The problems may seem enormous. The solutions to these challenges, though, are down-to-earth — and may be right here, among one group of bright students.
"It is the most prestigious high school research competition for seniors," said Maya Ajmera, president and CEO of the nonprofit Society for Science, which runs the longtime, annual Regeneron Science Talent Search.
"It was World War II and they were thinking, 'Who's the next generation of talent that's going to come up with new technologies, be the next engineers and scientists?'" Ajmera said. "And, so, they founded the Science Talent Search."
It starts with 2,000 science projects from across the country, which are narrowed down to 40. Those 40 students presented their detailed research to the competition's judges this week in Washington, D.C.
Among them is Angelina Fogarty, who invented a portable test that can determine if someone drugged a drink.
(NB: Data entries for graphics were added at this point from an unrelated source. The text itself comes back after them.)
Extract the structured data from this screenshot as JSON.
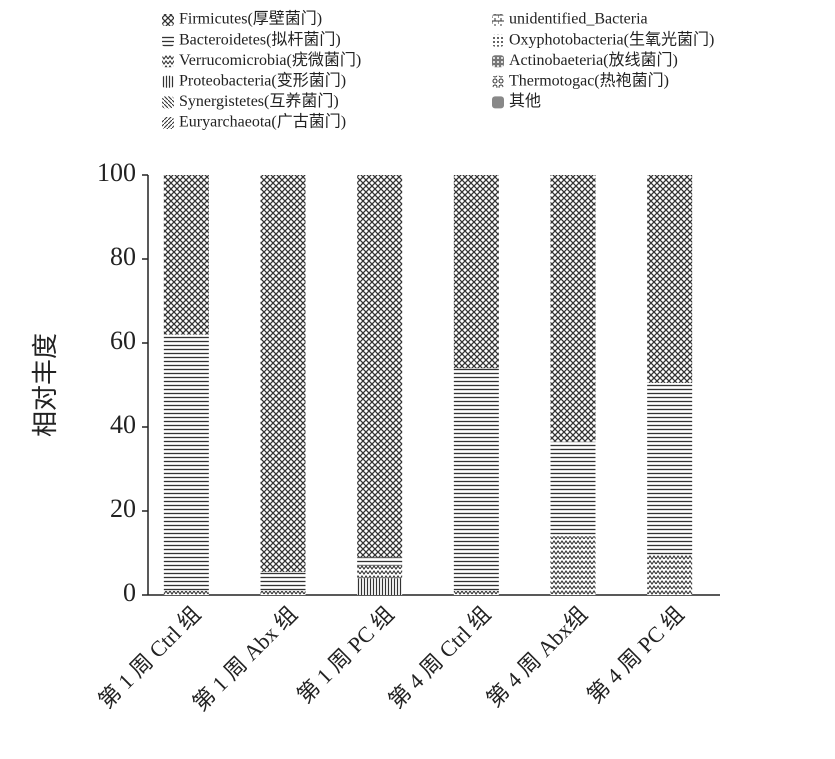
{
  "chart_data": {
    "type": "stacked_bar",
    "ylabel": "相对丰度",
    "categories": [
      "第 1 周 Ctrl 组",
      "第 1 周 Abx 组",
      "第 1 周 PC 组",
      "第 4 周 Ctrl 组",
      "第 4 周 Abx组",
      "第 4 周 PC 组"
    ],
    "ylim": [
      0,
      100
    ],
    "yticks": [
      0,
      20,
      40,
      60,
      80,
      100
    ],
    "series": [
      {
        "name": "Firmicutes(厚壁菌门)",
        "pattern": "cross",
        "values": [
          38,
          94.5,
          91,
          46,
          63.5,
          49.5
        ]
      },
      {
        "name": "Bacteroidetes(拟杆菌门)",
        "pattern": "hlines",
        "values": [
          61,
          4.5,
          2,
          53,
          22.5,
          41
        ]
      },
      {
        "name": "Verrucomicrobia(疣微菌门)",
        "pattern": "waves",
        "values": [
          1,
          1,
          3,
          1,
          14,
          9.5
        ]
      },
      {
        "name": "Proteobacteria(变形菌门)",
        "pattern": "vlines",
        "values": [
          0,
          0,
          4,
          0,
          0,
          0
        ]
      },
      {
        "name": "Synergistetes(互养菌门)",
        "pattern": "diag",
        "values": [
          0,
          0,
          0,
          0,
          0,
          0
        ]
      },
      {
        "name": "Euryarchaeota(广古菌门)",
        "pattern": "diag2",
        "values": [
          0,
          0,
          0,
          0,
          0,
          0
        ]
      },
      {
        "name": "unidentified_Bacteria",
        "pattern": "bricks",
        "values": [
          0,
          0,
          0,
          0,
          0,
          0
        ]
      },
      {
        "name": "Oxyphotobacteria(生氧光菌门)",
        "pattern": "dots",
        "values": [
          0,
          0,
          0,
          0,
          0,
          0
        ]
      },
      {
        "name": "Actinobaeteria(放线菌门)",
        "pattern": "grid",
        "values": [
          0,
          0,
          0,
          0,
          0,
          0
        ]
      },
      {
        "name": "Thermotogac(热袍菌门)",
        "pattern": "loops",
        "values": [
          0,
          0,
          0,
          0,
          0,
          0
        ]
      },
      {
        "name": "其他",
        "pattern": "solid",
        "values": [
          0,
          0,
          0,
          0,
          0,
          0
        ]
      }
    ]
  }
}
"Sexual assault causes psychological, physical and emotional distress," Fogarty said. "The way that I envisioned it being used is being able to test your drink if you're at a party or if you're at a bar and you want to test [whether] it's been contaminated with a date rape drug."
She showed us how it works: When a chemical is applied to a drink, the sensor changes color.
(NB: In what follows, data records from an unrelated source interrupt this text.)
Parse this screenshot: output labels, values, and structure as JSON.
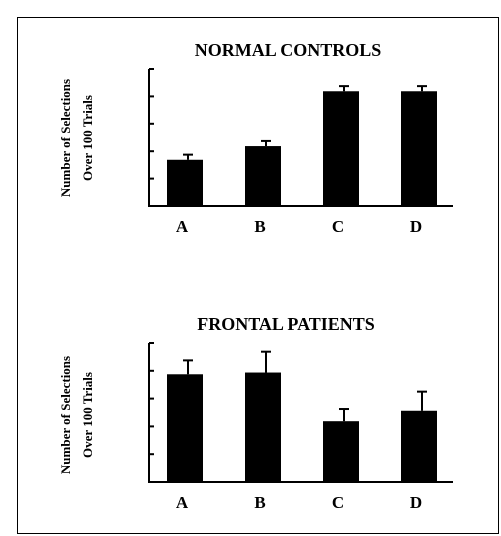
{
  "chart_data": [
    {
      "type": "bar",
      "title": "NORMAL CONTROLS",
      "ylabel_line1": "Number of Selections",
      "ylabel_line2": "Over 100 Trials",
      "categories": [
        "A",
        "B",
        "C",
        "D"
      ],
      "values": [
        13.5,
        17.5,
        33.5,
        33.5
      ],
      "errors": [
        1.5,
        1.5,
        1.5,
        1.5
      ],
      "ylim": [
        0,
        40
      ],
      "yticks": 6,
      "grid": false,
      "bar_color": "#000000"
    },
    {
      "type": "bar",
      "title": "FRONTAL PATIENTS",
      "ylabel_line1": "Number of Selections",
      "ylabel_line2": "Over 100 Trials",
      "categories": [
        "A",
        "B",
        "C",
        "D"
      ],
      "values": [
        31,
        31.5,
        17.5,
        20.5
      ],
      "errors": [
        4,
        6,
        3.5,
        5.5
      ],
      "ylim": [
        0,
        40
      ],
      "yticks": 6,
      "grid": false,
      "bar_color": "#000000"
    }
  ]
}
"That indicates to the user that the drink is unsafe," Fogarty said.
Ishika Nag developed spray-on, rechargeable nanoparticles as an inexpensive way of strengthening and extending the effectiveness of a mask.
"My project started when I realized how difficult it was for people living in heavily polluted areas to gain access to a filter that was both affordable and effective," she said.
Nag pointed out that 7 million people die from conditions stemming from poor air quality.
"They can afford to protect themselves against the dual problems of air pollution and virus pathogens," Nag said of her science project.
Lavanya Natarajan invented a device that can monitor and capture the methane emissions that come out of landfills.
"These are the three sensors I am using, so this is going to be the methane sensor," she said, while demonstrating how the device works.
Natarajan said those methane emissions from landfills can fuel climate change — but if captured, could be converted into energy.
"Once these fugitive methane emissions are being captured, then they can be harvested and then used for power in the future," Natarajan said.
Ariella Blackman's project was shooting for the stars.
"I'm an aspiring future astronaut," she said. "I want to go to Mars myself one day."
Her project focused on using simulated Mars dirt to grow food.
"I grew tepary beans, and I chose this because they grow in deserts in New Mexico and Arizona," Blackman said. "So they can grow well in really harsh environments with very little water."
Christina Chan with Regeneron said everyone in the competition shares something in common.
"I think unless you're really curious and you want to ask questions — and not just ask the questions, but try to find the answers and solutions — it's really hard to go through with as difficult of a competition as this can be," she said.
The competition awards more than $1 million in scholarships and prizes, but the students say just having made it this far in the competition means so much to them.
"This is just the cherry on top," Fogarty said.